Paramos para ir ao banheiro na bela e esquecida Rio Grande City, fundada em 1848 e que já foi uma das principais rotas de comércio entre os EUA e o México. Sua placa indica que há 11.923 habitantes. Não se arredonda nada por aqui e não faço idéia sobre quando foi a última atualização. Imagino uma cidade sem mortes nem nascimentos. Estável e permanente, sem curvas de declínio ou crescimento. A highway atravessa o centro histórico. É impossível ficar alheia àqueles prédios semi-abandonados com placas e sinais ainda em caligrafia antiga do início do século XX. Belas casas que pararam no tempo para contar uma história de gerações, mas que as novas gerações simplesmente ignoram. Consigo ver as sombras de mulheres de anquinhas e sombrinhas passeando com seus sapatos de cetim e suas luvas de rendas, acompanhadas por seus esposos trajando ternos bem-passados e olhando para seus relógios de bolso. Eu não sei nada sobre aquele lugar, mas posso sentir o cheiro de colônia de uma época que não vivi. As velhas paredes sussurram passado.

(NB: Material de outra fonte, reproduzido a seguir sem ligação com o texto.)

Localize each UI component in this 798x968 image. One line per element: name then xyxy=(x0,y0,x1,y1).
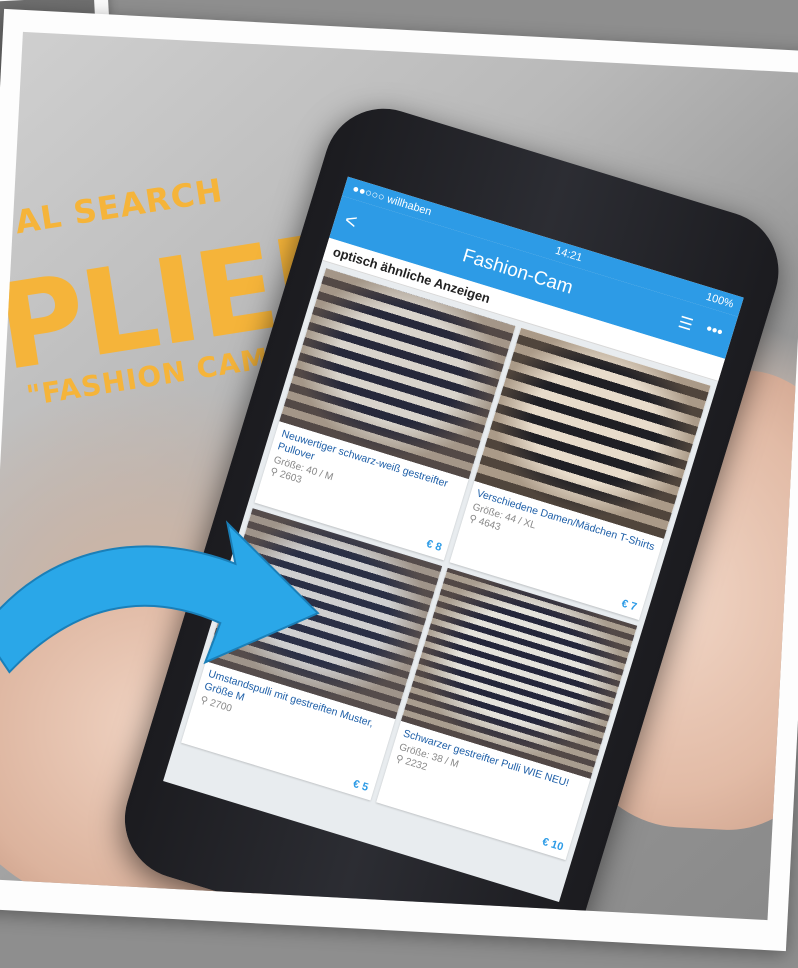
listing-price: € 5 xyxy=(351,777,370,794)
arrow-shape xyxy=(0,520,320,674)
list-view-icon[interactable]: ☰ xyxy=(676,312,696,335)
listing-price: € 10 xyxy=(540,835,565,854)
polaroid-photo: AL SEARCH PLIED "FASHION CAM" ●●○○○ will… xyxy=(0,8,798,952)
location-pin-icon: ⚲ xyxy=(268,466,279,479)
listing-price: € 8 xyxy=(424,537,444,554)
arrow-icon xyxy=(0,520,320,674)
more-icon[interactable]: ••• xyxy=(703,320,725,344)
location-pin-icon: ⚲ xyxy=(394,753,405,767)
location-pin-icon: ⚲ xyxy=(467,513,478,527)
listing-price: € 7 xyxy=(620,597,639,614)
back-icon[interactable]: < xyxy=(342,209,360,234)
photo-scene: AL SEARCH PLIED "FASHION CAM" ●●○○○ will… xyxy=(0,31,798,921)
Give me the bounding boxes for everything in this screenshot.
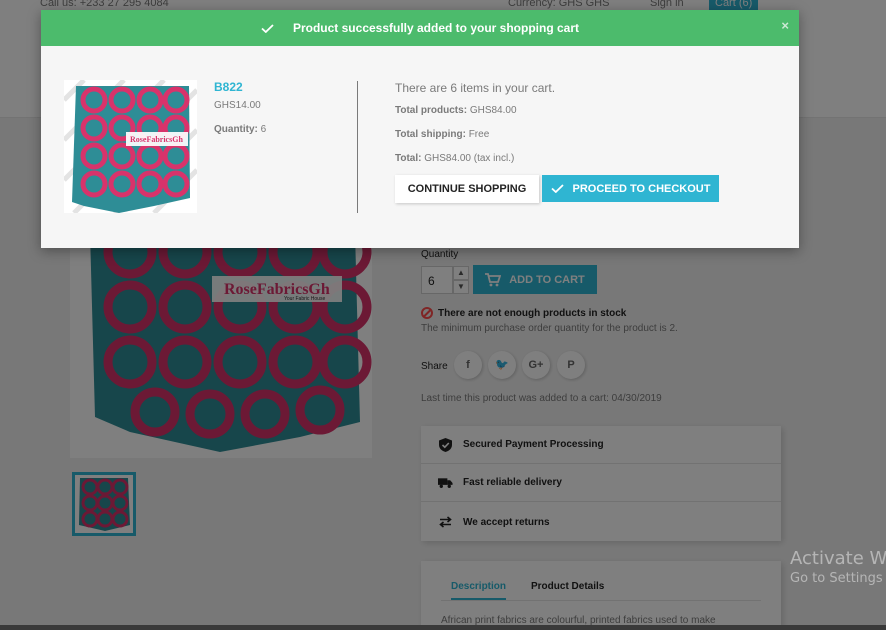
modal-header: Product successfully added to your shopp… (41, 10, 799, 46)
currency-selector[interactable]: Currency: GHS GHS (508, 0, 609, 9)
quantity-increment-button[interactable]: ▲ (453, 266, 469, 280)
total-line: Total: GHS84.00 (tax incl.) (395, 153, 514, 164)
stock-warning: There are not enough products in stock (421, 307, 626, 319)
reassurance-label: We accept returns (463, 516, 550, 528)
add-to-cart-button[interactable]: ADD TO CART (473, 265, 597, 294)
checkmark-icon (550, 184, 564, 193)
continue-shopping-button[interactable]: Continue shopping (395, 175, 539, 203)
last-added-note: Last time this product was added to a ca… (421, 393, 662, 404)
reassurance-block: Secured Payment Processing Fast reliable… (421, 426, 781, 541)
quantity-value: 6 (260, 124, 267, 135)
total-products-line: Total products: GHS84.00 (395, 105, 517, 116)
checkmark-icon (261, 23, 274, 33)
product-main-image[interactable]: RoseFabricsGh Your Fabric House (70, 232, 372, 458)
stock-warning-text: There are not enough products in stock (438, 307, 627, 319)
modal-product-name[interactable]: B822 (214, 80, 243, 94)
fabric-image: RoseFabricsGh Your Fabric House (70, 232, 372, 458)
brand-tagline: Your Fabric House (284, 296, 325, 302)
pinterest-icon[interactable]: P (557, 351, 585, 379)
total-label: Total: (395, 153, 422, 164)
fabric-image: RoseFabricsGh (64, 80, 197, 213)
activation-line-1: Activate W (790, 548, 886, 569)
modal-product-image: RoseFabricsGh (64, 80, 197, 213)
thumbnail-image (75, 475, 133, 533)
total-shipping-value: Free (468, 129, 490, 140)
activation-line-2: Go to Settings (790, 571, 883, 586)
quantity-decrement-button[interactable]: ▼ (453, 280, 469, 294)
cart-item-count: There are 6 items in your cart. (395, 81, 556, 95)
shield-check-icon (439, 437, 452, 452)
proceed-to-checkout-button[interactable]: Proceed to checkout (542, 175, 719, 202)
truck-icon (438, 477, 453, 488)
facebook-icon[interactable]: f (454, 351, 482, 379)
checkout-label: Proceed to checkout (572, 182, 711, 195)
tab-product-details[interactable]: Product Details (531, 581, 604, 592)
reassurance-item-returns: We accept returns (421, 503, 781, 541)
reassurance-item-payment: Secured Payment Processing (421, 426, 781, 464)
modal-divider (357, 81, 358, 213)
sign-in-link[interactable]: Sign in (650, 0, 684, 9)
total-shipping-line: Total shipping: Free (395, 129, 489, 140)
modal-product-quantity: Quantity: 6 (214, 124, 266, 135)
windows-activation-watermark: Activate W Go to Settings (790, 548, 886, 586)
contact-phone: Call us: +233 27 295 4084 (40, 0, 169, 9)
twitter-icon[interactable]: 🐦 (488, 351, 516, 379)
cart-confirmation-modal: Product successfully added to your shopp… (41, 10, 799, 248)
total-value: GHS84.00 (tax incl.) (424, 153, 515, 164)
exchange-arrows-icon (439, 516, 452, 528)
modal-title: Product successfully added to your shopp… (292, 21, 580, 35)
reassurance-item-delivery: Fast reliable delivery (421, 464, 781, 502)
reassurance-label: Secured Payment Processing (463, 439, 604, 450)
quantity-label: Quantity (421, 249, 459, 260)
close-icon[interactable]: × (781, 18, 789, 33)
shopping-cart-icon (485, 272, 502, 286)
cart-button[interactable]: Cart (6) (709, 0, 759, 10)
quantity-label: Quantity: (214, 124, 258, 135)
ban-icon (421, 307, 433, 319)
product-tabs: Description Product Details African prin… (421, 561, 781, 630)
total-products-label: Total products: (395, 105, 468, 116)
minimum-quantity-note: The minimum purchase order quantity for … (421, 323, 678, 334)
modal-product-price: GHS14.00 (214, 100, 261, 111)
total-products-value: GHS84.00 (469, 105, 517, 116)
brand-watermark: RoseFabricsGh (130, 135, 183, 144)
tab-description[interactable]: Description (451, 581, 507, 600)
taskbar-strip (0, 625, 886, 630)
product-thumbnail[interactable] (72, 472, 136, 536)
google-plus-icon[interactable]: G+ (522, 351, 550, 379)
quantity-input[interactable]: 6 (421, 266, 453, 294)
tab-divider (441, 600, 761, 601)
share-label: Share (421, 361, 448, 372)
reassurance-label: Fast reliable delivery (463, 477, 562, 488)
total-shipping-label: Total shipping: (395, 129, 466, 140)
add-to-cart-label: ADD TO CART (509, 273, 585, 286)
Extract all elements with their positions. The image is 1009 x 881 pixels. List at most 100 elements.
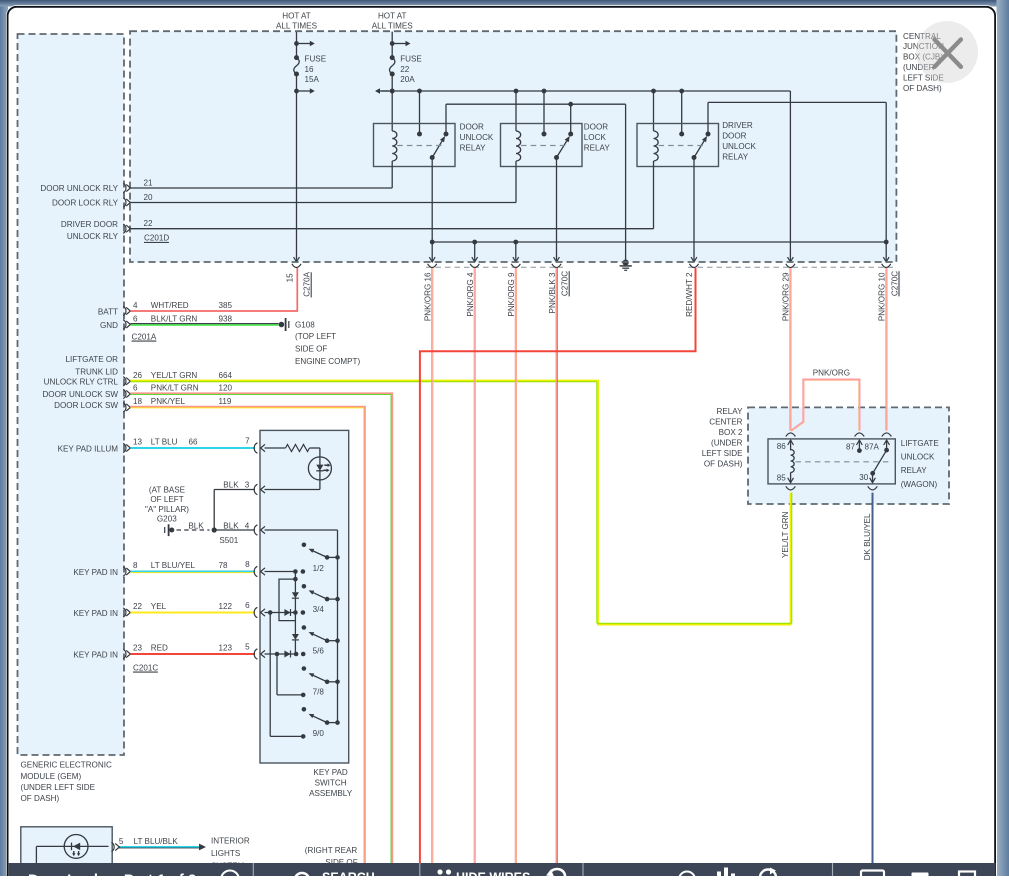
svg-text:HIDE WIRES: HIDE WIRES — [456, 870, 530, 876]
svg-text:BLK: BLK — [188, 521, 204, 530]
svg-text:8: 8 — [133, 561, 138, 570]
svg-text:UNLOCK RLY CTRL: UNLOCK RLY CTRL — [44, 377, 119, 386]
svg-text:BLK/LT GRN: BLK/LT GRN — [151, 314, 198, 323]
svg-text:ENGINE COMPT): ENGINE COMPT) — [295, 357, 361, 366]
svg-text:MODULE (GEM): MODULE (GEM) — [21, 772, 82, 781]
svg-text:664: 664 — [219, 371, 233, 380]
svg-text:20A: 20A — [400, 75, 415, 84]
svg-text:PNK/ORG 10: PNK/ORG 10 — [878, 272, 887, 321]
svg-text:KEY PAD IN: KEY PAD IN — [73, 568, 118, 577]
svg-text:(TOP LEFT: (TOP LEFT — [295, 332, 336, 341]
svg-text:87: 87 — [846, 442, 856, 451]
svg-text:123: 123 — [219, 644, 233, 653]
svg-text:6: 6 — [133, 384, 138, 393]
svg-text:LOCK: LOCK — [584, 133, 607, 142]
svg-text:22: 22 — [133, 602, 143, 611]
svg-text:8: 8 — [245, 560, 250, 569]
svg-text:C270C: C270C — [561, 271, 570, 296]
svg-text:LIFTGATE OR: LIFTGATE OR — [66, 355, 119, 364]
svg-text:122: 122 — [219, 602, 233, 611]
svg-text:DK BLU/YEL: DK BLU/YEL — [863, 513, 872, 560]
svg-text:LT BLU/YEL: LT BLU/YEL — [151, 561, 196, 570]
svg-text:DOOR: DOOR — [584, 123, 608, 132]
svg-text:OF DASH): OF DASH) — [903, 84, 942, 93]
svg-text:87A: 87A — [865, 442, 880, 451]
svg-text:119: 119 — [219, 397, 232, 406]
svg-text:PNK/ORG: PNK/ORG — [813, 369, 850, 378]
svg-text:RELAY: RELAY — [901, 466, 928, 475]
svg-text:DOOR UNLOCK SW: DOOR UNLOCK SW — [42, 390, 118, 399]
svg-text:FUSE: FUSE — [305, 55, 327, 64]
svg-text:SWITCH: SWITCH — [315, 779, 347, 788]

No meu primeiríssimo e novo Blackberry busco no Google mais informações sobre a cidade. Descubro que a ex-primeira dama Lady Bird Johnson ficou hospedada no hotel histórico para uma viagem com o propósito de conhecer melhor as flores selvagens da primavera. Gosto disto. É uma nobre razão para se viajar e emana contraste também: inocência e aristocracia. Do lado de fora do posto, um homem de meia-idade dorme de pernas cruzadas num banquinho à sombra, a aba dianteira do seu chapéu de cowboy a lhe cobrir seus olhos. Da estrada, três homens no banco da frente de uma caminhonete gritam gracinhas para mim. Confesso que me sinto lisonjeada. Quando se sai do Rio de Janeiro, a terra das ousadias, toda mulher acaba sentindo falta de um fiu-fiu. Entro no posto. Eu e W somos os únicos clientes. O banheiro está trancado e temos que pedir a chave ao atendente. Pergunto em inglês a razão disto, mas noto que ele não me entende bem. Mudo para espanhol e ele responde que é para evitar a delinquência, já que vários clientes depredam o banheiro. "Teve um que deixou merda no chão e eu que tive que limpar".

Paramos para almoçar na cidadezinha de Zapata, no restaurante Paraiso, cuja especialidade é chicken fried steak, ou seja, bife frito da mesma maneira que se frita galinha por aqui, com uma grossa e crocante camada empanada sobre a carne. É domingo, 13h30 e o lugar está vazio. Isto não me parece muito bom. W diz que é porque aos domingos as famílias fazem churrascos nos seus quintais. Peço uma porção pequena e por US$ 8,00 como um bifão com molho gravy, salada de alface e tomate, purê, 2 fatias de pão de forma, arroz e feijão refrito. A não ser que você seja uma cruza de cavalo com leão, jamais peça uma porção grande neste país. Depois de comer metade da minha refeição, meu estômago já não aguenta mais -- não apenas porque não há mais espaço, mas verdade seja dita, a comida do Paraiso é meio infernal. Aos poucos os clientes vão chegando. 90% são senhores e senhoras de cabecinha branca e chapéus de cowboy. Parecem já ter estado ali centenas de vezes nas últimas quatro décadas.

Voltamos para a estrada. Observo o vôo dos falcões enquanto escutamos velhas revolucionárias canções irlandesas. Ao entrar em Laredo, enxergo as duas grandes bandeiras mexicana e americana flamulando no calor tórrido da tarde. Há uma sensação de conforto e alívio ao se chegar em casa, mas imediatamente já começo a planejar a próxima viagem. Contrastes pessoais. Tudo é tão yin yang nas fronteiras da minha alma.